PRISON MAY HAVE BEEN the best thing that happened to Leane Guerrero. That’s where she started running. Not to escape, but to save herself.
One of 10 kids raised by a single mother, Guerrero got pregnant at 14, lost custody of the baby girl when she was 6 months old, and started drinking. Drugs followed, as did three more pregnancies. Soon she was selling methamphetamine, while her mother raised three of her children and her sister adopted one of them. In 2005, Guerrero, then 23, was busted twice in the same week for possession of meth and sentenced to 12 years for intent to distribute.
In her first year at the Polk County Jail in Crookston, Minnesota, she had two assault charges. She got high popping smuggled-in pills. After getting in trouble yet again and landing in solitary confinement, Guerrero realized she had created her own prison—not the judge or the cops or the drugs or the kids or her disadvantaged childhood. She resolved to change. “I didn’t want to live the way I had been anymore,” says Guerrero, now 32. “I vowed to make myself better.”
Guerrero started reading books in the prison library and taking classes in anger management, parenting, art, cosmetology, and financial management. And she started running. At first, not so willingly. An early release program called “boot camp” required all candidates to pass a fitness test that included covering a mile in 15 minutes. Reducing her jail sentence to reunite with her children and her fiancé, Brendan LaFrance, a former addict himself who had cleaned up and proposed, gave her a reason to step on the treadmill.
After a few weeks, Guerrero was able to log a mile within the time limit, but her heart rate exceeded the program’s requirement (80 percent of max or less). She kept at it for six months, dropping 20 pounds (down to 172) from her 5’1″ frame and finally qualifying for boot camp, only to have her request denied based on her prior conduct issues.
Guerrero pounded her frustration into the treadmill, running for the entire 50-minute block of exercise time allotted almost daily. Running gave her an opportunity to set goals and gain a sense of accomplishment.
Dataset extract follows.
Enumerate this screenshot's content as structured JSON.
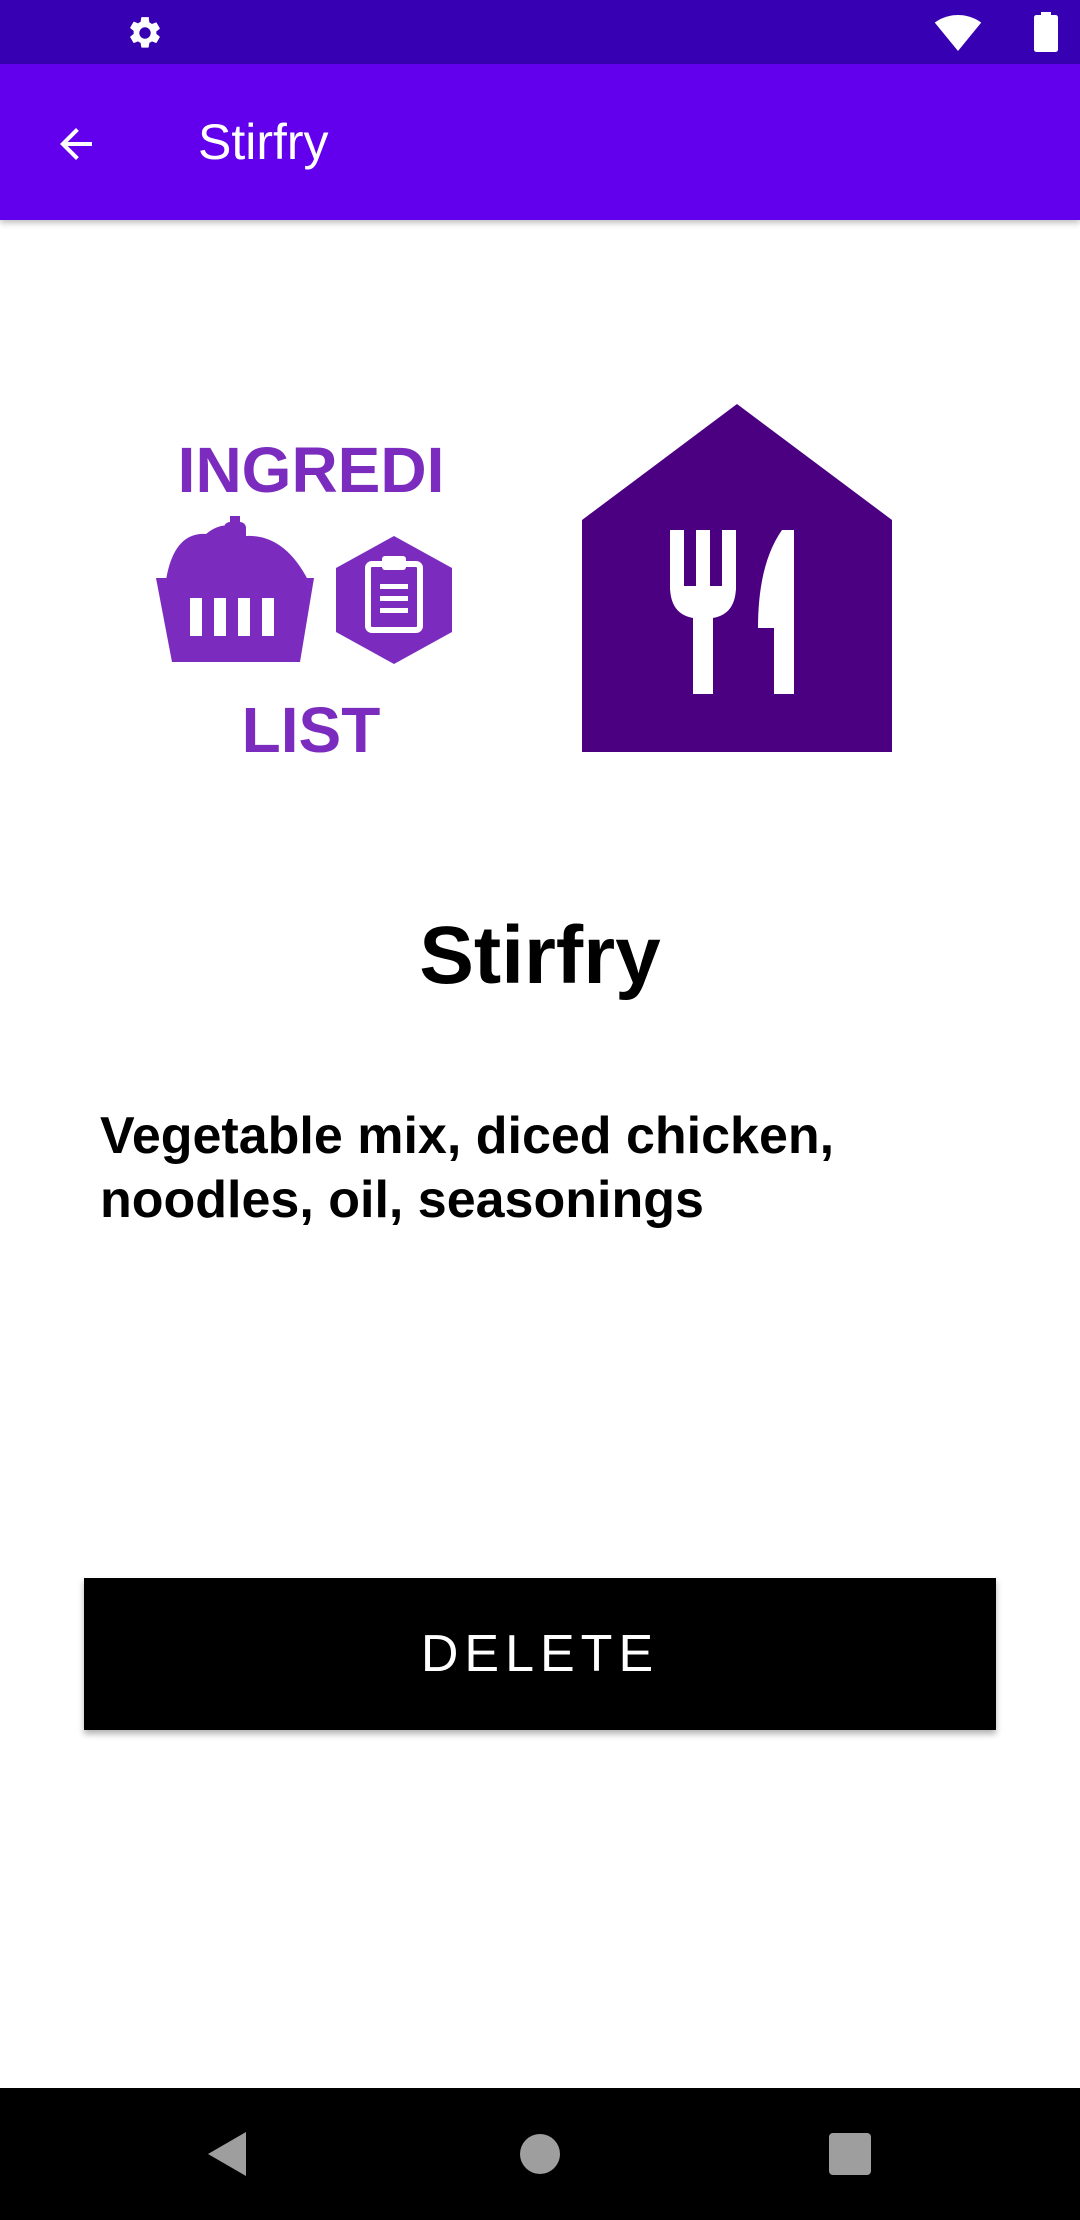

It gave her a chance to clear her head, which granted her the serenity she’d tried to find with drugs but never could.
After 18 months, Guerrero was accepted into the early release program, where she and two other women petitioned their captain to be able to run on an outdoor track that was not fenced or walled-in. He eventually gave in on the condition that they could prove themselves serious by running two miles. They ran five.
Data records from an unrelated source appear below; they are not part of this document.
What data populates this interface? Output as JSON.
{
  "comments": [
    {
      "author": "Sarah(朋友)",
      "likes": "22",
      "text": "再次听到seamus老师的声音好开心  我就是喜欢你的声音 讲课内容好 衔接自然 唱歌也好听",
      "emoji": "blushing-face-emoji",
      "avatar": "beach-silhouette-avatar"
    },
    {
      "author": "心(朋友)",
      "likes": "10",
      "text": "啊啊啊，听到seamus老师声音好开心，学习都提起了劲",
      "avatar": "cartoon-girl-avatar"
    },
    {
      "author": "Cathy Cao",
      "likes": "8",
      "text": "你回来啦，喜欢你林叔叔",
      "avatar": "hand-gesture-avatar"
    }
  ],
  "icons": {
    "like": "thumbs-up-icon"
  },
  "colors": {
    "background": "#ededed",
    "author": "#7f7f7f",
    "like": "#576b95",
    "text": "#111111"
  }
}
Guerrero dropped more weight, gained confidence, and began to glimpse that rarest of commodities in prison: hope. “Running wasn’t something I always necessarily enjoyed,” she says, “but I enjoyed what running did for me.”
After nearly five years in prison, in September 2010, Guerrero was released. Three weeks later, she ran her first 10-K.
She married LaFrance, and they bought a house in Moorhead, Minnesota, to raise her kids, who are now 10, 11, and 17. She completed her cosmetology training and now runs the barbershop LaFrance opened in nearby Fargo, North Dakota. She also enrolled in Minnesota State University, where she is working toward a bachelor’s degree in sociology and criminal justice and an eventual licensure in alcohol and drug counseling. Her goal is to help others who struggle with addiction.
And still she runs. In the three years since her release, she has completed 22 races, including five marathons. The medals hang in her living room. Her race numbers are tacked to a bulletin board, reminding her of how far she’s come: Seven years clean and sober, no longer an absentee mother, 50 pounds lighter, now on a path with purpose. “Running has completely changed my life,” she says.
The convicted felon–turned–running enthusiast has also inspired those around her. She’s encouraged her older sister, her husband, and her kids to run—each one has completed at least a 5-K. “I’m very proud of her,” says Leonor Guerrero, Leane’s mom. “She has come a long way.”
Indeed, Guerrero now juggles school, family, work, and running. Naturally, she has stressful days, but that’s okay. “There is no perfect life,” she says. “No one is going to be happy all the time. But to be where I am—sober, healthy—I’m grateful.”